Author Josiah Quincy’s language, especially the use of the passive voice, pushed that reading:
…the officers of the army were billeted on the inhabitants. The house of Francis Shaw was assigned for quarters to Major [John] Pitcairn and Lieutenant [John] Wragg.
But that’s not the way Britain’s Quartering Acts worked. Those laws required communities to provide barracks and firewood for regiments stationed in their cities and towns. They empowered the army to use uninhabited buildings if necessary, eventually with the help of royally appointed magistrates. Military commanders didn’t actually want to disperse their soldiers into different households; that was a recipe for desertion.

Furthermore, the Shaw family hosted officers, and officers didn’t live in barracks. As gentlemen, they made individual arrangements with homeowners to rent rooms. And as gentlemen, paying in hard currency, they were desirable tenants, especially when the local economy had been stifled by the Boston Port Bill.

Quincy’s word “assigned” suggests there was some formal process for matching officers with homes.
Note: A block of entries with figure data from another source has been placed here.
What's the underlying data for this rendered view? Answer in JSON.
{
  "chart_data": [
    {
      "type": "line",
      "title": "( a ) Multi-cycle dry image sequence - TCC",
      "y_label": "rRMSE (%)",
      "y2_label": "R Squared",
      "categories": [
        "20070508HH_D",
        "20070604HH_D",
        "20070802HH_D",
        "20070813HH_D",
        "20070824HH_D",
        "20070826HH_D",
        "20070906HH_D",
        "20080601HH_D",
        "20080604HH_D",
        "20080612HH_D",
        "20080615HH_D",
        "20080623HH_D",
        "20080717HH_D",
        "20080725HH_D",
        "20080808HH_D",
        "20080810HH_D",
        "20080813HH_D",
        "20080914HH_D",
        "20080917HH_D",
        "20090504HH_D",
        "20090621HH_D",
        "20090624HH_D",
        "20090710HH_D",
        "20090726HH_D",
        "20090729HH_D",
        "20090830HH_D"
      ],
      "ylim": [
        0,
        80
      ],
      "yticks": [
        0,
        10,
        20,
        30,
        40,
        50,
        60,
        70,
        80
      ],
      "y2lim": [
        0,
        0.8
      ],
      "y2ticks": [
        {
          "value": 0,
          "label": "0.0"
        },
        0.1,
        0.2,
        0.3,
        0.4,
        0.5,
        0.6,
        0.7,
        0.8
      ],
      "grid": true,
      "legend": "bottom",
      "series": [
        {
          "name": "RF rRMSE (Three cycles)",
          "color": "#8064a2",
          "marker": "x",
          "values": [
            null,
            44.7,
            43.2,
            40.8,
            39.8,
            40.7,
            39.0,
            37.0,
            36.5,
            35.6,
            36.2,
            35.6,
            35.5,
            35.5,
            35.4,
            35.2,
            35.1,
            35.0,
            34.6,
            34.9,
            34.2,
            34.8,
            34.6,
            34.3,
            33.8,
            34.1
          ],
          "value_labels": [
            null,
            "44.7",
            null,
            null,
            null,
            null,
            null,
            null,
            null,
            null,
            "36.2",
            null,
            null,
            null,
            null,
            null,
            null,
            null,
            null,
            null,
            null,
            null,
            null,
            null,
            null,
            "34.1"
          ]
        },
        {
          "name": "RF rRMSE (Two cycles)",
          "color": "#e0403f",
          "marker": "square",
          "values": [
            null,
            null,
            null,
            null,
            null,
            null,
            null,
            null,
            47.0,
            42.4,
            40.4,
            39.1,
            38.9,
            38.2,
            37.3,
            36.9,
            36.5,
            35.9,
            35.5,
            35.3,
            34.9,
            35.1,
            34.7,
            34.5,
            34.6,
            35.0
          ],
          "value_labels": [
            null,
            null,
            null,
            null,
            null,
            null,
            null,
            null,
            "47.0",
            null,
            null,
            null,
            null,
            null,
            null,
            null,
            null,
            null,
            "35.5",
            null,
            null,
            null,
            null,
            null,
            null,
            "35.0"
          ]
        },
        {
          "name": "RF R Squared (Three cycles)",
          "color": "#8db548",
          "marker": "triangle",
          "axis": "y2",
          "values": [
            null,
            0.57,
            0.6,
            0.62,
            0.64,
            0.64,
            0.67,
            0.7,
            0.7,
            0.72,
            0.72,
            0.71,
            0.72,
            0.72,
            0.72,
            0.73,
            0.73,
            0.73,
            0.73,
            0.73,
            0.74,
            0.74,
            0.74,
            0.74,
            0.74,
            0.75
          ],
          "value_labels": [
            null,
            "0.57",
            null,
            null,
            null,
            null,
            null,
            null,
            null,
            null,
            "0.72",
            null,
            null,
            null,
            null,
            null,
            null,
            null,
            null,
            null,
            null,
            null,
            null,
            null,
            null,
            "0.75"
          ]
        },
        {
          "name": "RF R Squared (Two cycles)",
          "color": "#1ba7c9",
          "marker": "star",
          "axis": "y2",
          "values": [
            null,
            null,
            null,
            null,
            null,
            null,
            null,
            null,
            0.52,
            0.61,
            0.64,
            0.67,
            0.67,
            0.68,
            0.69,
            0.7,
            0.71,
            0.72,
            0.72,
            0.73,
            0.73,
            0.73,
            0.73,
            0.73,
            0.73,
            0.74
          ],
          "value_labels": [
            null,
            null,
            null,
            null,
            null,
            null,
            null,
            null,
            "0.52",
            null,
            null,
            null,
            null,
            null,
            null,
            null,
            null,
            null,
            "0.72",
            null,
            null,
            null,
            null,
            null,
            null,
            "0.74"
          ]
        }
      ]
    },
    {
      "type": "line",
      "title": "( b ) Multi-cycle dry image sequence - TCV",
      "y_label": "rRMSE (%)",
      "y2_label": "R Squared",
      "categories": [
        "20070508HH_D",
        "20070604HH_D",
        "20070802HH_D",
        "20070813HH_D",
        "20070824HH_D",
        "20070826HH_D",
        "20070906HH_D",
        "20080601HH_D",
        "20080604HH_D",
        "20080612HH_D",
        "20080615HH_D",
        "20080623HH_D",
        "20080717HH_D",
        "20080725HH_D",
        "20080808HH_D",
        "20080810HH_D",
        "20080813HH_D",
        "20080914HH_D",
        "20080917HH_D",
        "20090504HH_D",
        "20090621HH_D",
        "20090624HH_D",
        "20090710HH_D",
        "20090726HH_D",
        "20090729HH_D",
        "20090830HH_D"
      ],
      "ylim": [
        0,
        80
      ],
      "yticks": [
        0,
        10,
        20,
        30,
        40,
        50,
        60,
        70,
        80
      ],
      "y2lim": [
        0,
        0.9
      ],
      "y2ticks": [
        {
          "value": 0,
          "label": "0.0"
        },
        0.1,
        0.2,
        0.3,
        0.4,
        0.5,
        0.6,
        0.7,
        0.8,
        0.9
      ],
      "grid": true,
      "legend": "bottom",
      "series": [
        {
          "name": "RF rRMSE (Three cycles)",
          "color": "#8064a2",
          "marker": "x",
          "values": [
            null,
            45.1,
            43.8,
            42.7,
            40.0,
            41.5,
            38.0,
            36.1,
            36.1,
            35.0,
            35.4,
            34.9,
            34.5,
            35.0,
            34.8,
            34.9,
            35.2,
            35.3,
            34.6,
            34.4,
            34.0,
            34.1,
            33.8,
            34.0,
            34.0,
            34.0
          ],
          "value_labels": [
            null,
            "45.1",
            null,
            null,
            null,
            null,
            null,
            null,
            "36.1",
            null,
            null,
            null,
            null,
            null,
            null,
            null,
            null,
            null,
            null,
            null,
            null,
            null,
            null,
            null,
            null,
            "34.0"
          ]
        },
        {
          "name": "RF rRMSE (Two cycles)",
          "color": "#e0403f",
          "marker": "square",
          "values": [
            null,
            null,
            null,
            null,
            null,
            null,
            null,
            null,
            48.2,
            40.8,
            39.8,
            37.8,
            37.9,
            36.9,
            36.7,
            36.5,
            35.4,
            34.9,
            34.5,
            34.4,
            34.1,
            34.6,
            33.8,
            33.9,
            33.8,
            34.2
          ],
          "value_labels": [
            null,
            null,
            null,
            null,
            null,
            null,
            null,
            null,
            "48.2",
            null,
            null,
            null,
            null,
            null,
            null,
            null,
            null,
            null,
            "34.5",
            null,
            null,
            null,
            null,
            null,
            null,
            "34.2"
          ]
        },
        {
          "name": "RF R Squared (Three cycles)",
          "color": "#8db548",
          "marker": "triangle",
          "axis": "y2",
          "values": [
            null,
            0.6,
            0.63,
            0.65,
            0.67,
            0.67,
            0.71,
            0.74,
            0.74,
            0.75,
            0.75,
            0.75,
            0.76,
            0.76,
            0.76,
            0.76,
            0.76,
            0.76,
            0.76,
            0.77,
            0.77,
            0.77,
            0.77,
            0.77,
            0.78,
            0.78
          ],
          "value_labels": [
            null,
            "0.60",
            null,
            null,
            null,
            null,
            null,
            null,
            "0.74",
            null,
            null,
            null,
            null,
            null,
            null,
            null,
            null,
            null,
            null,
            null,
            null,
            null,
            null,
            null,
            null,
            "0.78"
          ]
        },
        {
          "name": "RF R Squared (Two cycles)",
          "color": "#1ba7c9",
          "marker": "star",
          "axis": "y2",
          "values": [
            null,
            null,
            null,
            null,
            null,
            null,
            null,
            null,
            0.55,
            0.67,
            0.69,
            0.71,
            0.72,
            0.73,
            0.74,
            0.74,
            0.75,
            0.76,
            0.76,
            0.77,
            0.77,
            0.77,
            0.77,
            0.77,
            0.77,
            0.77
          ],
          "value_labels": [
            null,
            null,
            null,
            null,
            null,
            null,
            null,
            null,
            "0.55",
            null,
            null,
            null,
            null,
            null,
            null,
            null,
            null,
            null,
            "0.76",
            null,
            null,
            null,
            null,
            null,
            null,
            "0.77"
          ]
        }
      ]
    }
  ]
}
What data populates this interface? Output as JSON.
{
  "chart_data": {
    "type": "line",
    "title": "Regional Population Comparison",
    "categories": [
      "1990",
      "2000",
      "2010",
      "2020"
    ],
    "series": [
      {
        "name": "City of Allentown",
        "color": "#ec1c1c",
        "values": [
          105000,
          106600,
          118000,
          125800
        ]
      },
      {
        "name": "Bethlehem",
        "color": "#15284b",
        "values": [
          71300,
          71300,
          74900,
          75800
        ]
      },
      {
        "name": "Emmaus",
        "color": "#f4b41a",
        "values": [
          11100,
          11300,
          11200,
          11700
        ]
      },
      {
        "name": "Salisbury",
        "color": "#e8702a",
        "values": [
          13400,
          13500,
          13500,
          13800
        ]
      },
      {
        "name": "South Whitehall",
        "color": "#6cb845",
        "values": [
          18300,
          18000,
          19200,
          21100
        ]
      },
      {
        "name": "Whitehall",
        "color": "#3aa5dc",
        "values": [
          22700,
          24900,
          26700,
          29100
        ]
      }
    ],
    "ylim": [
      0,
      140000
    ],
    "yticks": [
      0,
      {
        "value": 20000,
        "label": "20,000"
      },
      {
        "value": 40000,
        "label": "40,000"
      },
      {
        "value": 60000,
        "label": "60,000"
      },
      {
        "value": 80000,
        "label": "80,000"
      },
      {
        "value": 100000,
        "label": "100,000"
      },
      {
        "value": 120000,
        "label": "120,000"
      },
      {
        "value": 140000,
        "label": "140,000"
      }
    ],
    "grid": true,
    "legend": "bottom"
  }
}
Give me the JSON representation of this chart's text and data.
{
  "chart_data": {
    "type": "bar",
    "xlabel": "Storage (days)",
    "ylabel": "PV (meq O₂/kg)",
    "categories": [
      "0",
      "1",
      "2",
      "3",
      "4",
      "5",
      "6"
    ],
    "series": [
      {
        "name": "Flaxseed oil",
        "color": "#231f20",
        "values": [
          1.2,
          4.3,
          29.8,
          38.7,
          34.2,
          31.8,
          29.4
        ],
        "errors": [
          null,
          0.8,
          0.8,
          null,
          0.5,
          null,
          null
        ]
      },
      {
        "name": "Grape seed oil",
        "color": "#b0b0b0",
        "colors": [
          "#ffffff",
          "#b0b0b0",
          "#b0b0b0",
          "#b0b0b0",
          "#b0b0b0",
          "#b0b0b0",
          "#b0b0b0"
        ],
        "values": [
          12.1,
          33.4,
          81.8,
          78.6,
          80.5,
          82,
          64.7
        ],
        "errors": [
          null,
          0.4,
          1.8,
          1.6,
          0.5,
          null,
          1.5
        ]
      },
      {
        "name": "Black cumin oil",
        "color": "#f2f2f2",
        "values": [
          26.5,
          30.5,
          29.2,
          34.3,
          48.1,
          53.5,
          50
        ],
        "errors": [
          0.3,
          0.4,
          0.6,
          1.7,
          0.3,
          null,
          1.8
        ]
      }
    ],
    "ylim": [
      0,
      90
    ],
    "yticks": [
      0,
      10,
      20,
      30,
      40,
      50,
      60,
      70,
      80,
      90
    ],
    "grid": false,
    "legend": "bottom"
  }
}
Any bureaucracy produces paperwork, but there’s no evidence of such assignments. Nor were there complaints in the newspapers, and Boston’s newspapers ran lots of complaints. Instead, military officers asked around about rooming possibilities and reached deals with willing homeowners.

But didn’t Bostonians have political objections to hosting army and marine officers? Some surely did. We have no anecdotes about Samuel Adams, John Hancock, and other activists agreeing to rent rooms to military men—nor of them being forced to do so.

(After the war began, many of those politicians had moved out of Boston and more troops arrived. During the siege, officers did move into empty private homes. But neither the Quartering Act nor the Third Amendment apply in wartime.)

TOMORROW: Shaw family politics.

2 comments:

steenkinbadgers said...

It is a HUGE myth in America that the British forced private homeowners to feed, clothe and house British soldiers. It's a myth that dies hard, even when you show people the illogic of that idea.

J. L. Bell said...

Because that myth is so widespread, and repeated in some apparently authoritative places, it’s hard to blame people for believing it.

John McCurdy’s book Quarters does a good job of explaining the historical reality. He says the Quartering Act was more like another tax, in kind instead of in money. Another modern lens for understanding the law is as an unfunded mandate forcing communities to pay for something they might or might not want.

The modern misunderstanding of the Quartering Act fits a pattern of how we’ve come to understand “liberty” in individual terms more than as the freedom of the community. For example, we think of a trial by jury as a defendant’s right, but the Revolutionary generation also saw the power of a local jury to decide cases (including going against judicial instructions) as a community right.